Roven: He's not attached at the moment.

Goyer: He's not attached. I haven't even finished (writing) it yet. Chuck's one of the producers on it, and he's riding me to finish it. When I finish it, then we'll get into who might be playing him.

Question: Is it true you're also going to tackle Thor?

Goyer: No. I don't have time right now. There's no way.

Question: What was the creative mandate for reviving this character? How was it compared to Blade?

Goyer: Batman and Blade are so different. Because, first of all, a lot of people are familiar with Batman, and nobody knew Blade. There have been other depictions of Batman before; there hadn't been a Blade. And, more importantly, there had been four other films.

The biggest issue for us was making it seem real, not seem like a comic-book movie even though it had been inspired by a comic book.
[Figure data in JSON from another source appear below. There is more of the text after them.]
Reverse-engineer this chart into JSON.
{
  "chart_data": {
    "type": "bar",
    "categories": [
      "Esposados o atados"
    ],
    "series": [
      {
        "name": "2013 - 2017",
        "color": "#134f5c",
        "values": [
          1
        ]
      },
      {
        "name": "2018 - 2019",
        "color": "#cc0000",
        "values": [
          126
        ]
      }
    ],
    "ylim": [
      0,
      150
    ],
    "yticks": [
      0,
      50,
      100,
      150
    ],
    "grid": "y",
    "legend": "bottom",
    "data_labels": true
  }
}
Roven: The studio had, before our involvement, decided they wanted to revive the Batman franchise and had been working on it for a number of years in a lot of different kind of iterations. They knew they wanted something different from what the character was after Batman and Robin, but they didn't know exactly and they were trying different things. When Jeff Robinov came on as president of production, with Alan Horn, they sort of focused on a desire to create and do an origination story. When Chris Nolan came in to talk to them and to talk with David about it, they also coincidentally thought that the best thing to do was an origination story, and one that would be grounded in reality. And that's how it really came about.

Question: This movie sets up sequels. Do we see The Joker being the next villain?

Goyer: Who knows? Honestly. I'm not being coy, but none of us are signed for another one yet. We're also waiting to see what Chris wants to do, so we'll see.

Question: One of the projects that has been rumored was Batman vs. Superman. Do you think that will ever see the day of light?

Rover: That's a great script.

Goyer: Yeah, maybe one day. I think with this new film, they're not going to do it for a while. Maybe one day. The fact that Warners owns DC and those guys are both DC properties, makes it more likely.

Rover: This movie clearly shows there is more life in the franchise, and I think if there is another Batman in the near future, whether any of us were involved, most probably would flow from this. Plus, you have to wait and see what Bryan Singer's Superman going to be, and I don't think that the Batman/Superman could be brought up again until that movie's seen.

Question: What was the conception of a depression in Gotham City?

Goyer: I honestly don't know where the depression came from. I don't remember any more. We had so many conversations.

Rover: One of the things that we were trying to do was to tie everything back together. Chris always talks about how the movie is grounded in reality, there is one super-power that Bruce Wayne has. And that's he is one of the wealthiest guys in the world. Economics is a power, and so the flip side of that is a depression. The irony of the story and the fantastic reveal is that the bad guys have created it. "I've already been there before." One of the weapons they used was that depression to try to destroy Gotham.

Goyer: I can also say this: I wanted to link Bruce to Gotham in a way that hadn't been done before. And we wanted to link his father to Gotham. And so necessarily for Batman to exist, Gotham itself had to fall on very hard times. And we also wanted to show that it did have a Golden Age prior to that.